W piątek rosyjskie służby więzienne podały, że Nawalny zmarł nagle w kolonii karnej za kołem podbiegunowym w Jamalsko-Nienieckim Okręgu Autonomicznym, na dalekiej północy. Nawalny miał „poczuć się źle” i „stracić przytomność”. Mimo wezwania pogotowia i prób reanimacji opozycjonista zmarł – utrzymywały służby więzienne.
Według ustaleń rosyjskiego niezależnego portalu Nowaja Gazieta. Jewropa, zwłoki Nawalnego znajdują się w kostnicy przy szpitalu w miejscowości Salechard. Ciało miało tam zostać przywiezione w piątek wieczorem.
Jarmysz poinformowała w sobotę, że administracja kolonii karnej oznajmiła, że ciało znajduje się w kostnicy miejskiej w Salechardzie. Matce polityka powiedziano jednak, że zwłok Nawalnego tam nie ma.
Od soboty 17 lutego wieczorem około 47 tys. osób podpisało petycję do Komitetu Śledczego Rosji z żądaniem wydania rodzinie ciała Nawalnego – powiadomił w poniedziałek rano niezależny portal Meduza.
W styczniu 2024 r. minęły trzy lata, odkąd Nawalny został aresztowany i uwięziony po powrocie do Rosji z Niemiec, gdzie leczył się po próbie otrucia, przeprowadzonej najpewniej przez rosyjskie służby specjalne.
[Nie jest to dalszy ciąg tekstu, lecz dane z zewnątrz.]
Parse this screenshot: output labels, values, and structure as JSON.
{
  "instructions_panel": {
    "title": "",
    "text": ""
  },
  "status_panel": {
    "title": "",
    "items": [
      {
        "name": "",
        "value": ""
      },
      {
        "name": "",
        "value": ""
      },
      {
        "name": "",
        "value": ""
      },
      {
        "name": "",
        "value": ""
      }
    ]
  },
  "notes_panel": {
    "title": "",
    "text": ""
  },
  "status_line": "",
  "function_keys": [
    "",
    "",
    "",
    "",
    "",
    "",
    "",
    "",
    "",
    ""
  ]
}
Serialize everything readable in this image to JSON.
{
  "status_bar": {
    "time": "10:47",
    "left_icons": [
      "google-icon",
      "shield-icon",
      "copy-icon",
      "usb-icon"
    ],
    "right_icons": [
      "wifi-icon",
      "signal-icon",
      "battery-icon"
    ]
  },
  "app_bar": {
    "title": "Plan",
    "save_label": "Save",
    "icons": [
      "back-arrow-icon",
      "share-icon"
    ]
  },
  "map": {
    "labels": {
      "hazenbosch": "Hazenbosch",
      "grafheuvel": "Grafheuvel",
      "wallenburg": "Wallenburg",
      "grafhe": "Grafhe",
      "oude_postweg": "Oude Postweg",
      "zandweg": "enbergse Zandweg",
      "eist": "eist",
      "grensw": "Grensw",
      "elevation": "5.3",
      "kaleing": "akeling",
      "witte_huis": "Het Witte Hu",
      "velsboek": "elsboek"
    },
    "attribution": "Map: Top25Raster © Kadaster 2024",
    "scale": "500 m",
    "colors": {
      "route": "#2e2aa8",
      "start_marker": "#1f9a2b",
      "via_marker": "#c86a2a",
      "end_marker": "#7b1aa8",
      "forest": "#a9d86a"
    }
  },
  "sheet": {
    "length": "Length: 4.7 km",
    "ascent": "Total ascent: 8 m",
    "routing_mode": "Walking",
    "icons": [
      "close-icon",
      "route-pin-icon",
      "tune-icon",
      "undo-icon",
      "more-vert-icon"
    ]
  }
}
Władze wszczęły wobec niego kolejne sprawy karne, skutkujące wyrokami przewidującymi łącznie ponad 30 lat pozbawienia wolności.
Śmierć Nawalnego to koniec marzeń o wolnej Rosji
.Zdaniem Michała KŁOSOWSKIEGO tajemnicza śmierć Aleksieja Nawalnego oznacza koniec marzeń o wolnej Rosji. „Wszyscy, którzy marzyli o innej Rosji, mogą się z tą wizją pożegnać. Śmierć Aleksieja Nawalnego w rosyjskim więzieniu kładzie kres podobnym snom – w putinowskiej Rosji nie pozostał nikt, kto może sprzeciwić się carowi. To oczywiście zła wiadomość” – pisze zastępca redaktora naczelnego „Wszystko co Najważniejsze„. Uważa również, że czas tej śmierci nie jest przypadkowy. „W Rosji zbliżają się wybory prezydenckie, których wyniku naturalnie nic nie zmieni, wygra je Władimir Putin, ale śmierć Aleksieja Nawalnego na miesiąc przed tym referendum to czytelny znak – Rosja się nie zmieni. A ktokolwiek chciałby zabrać głos, interweniować, choćby podnieść rękę – umrze. Tak jak umarł Aleksiej Nawalny. To fatalny znak zwłaszcza dla nas w Polsce i dla naszej części Europy, oznacza bowiem zaostrzenie kursu obranego przez rosyjskiego przywódcę. Rosja jeszcze mocniej odwraca się od świata, w którym uwięzienie przeciwnika politycznego numer jeden i jego uśmiercenie są nie do pomyślenia.” – pisze Michał KŁOSOWSKI.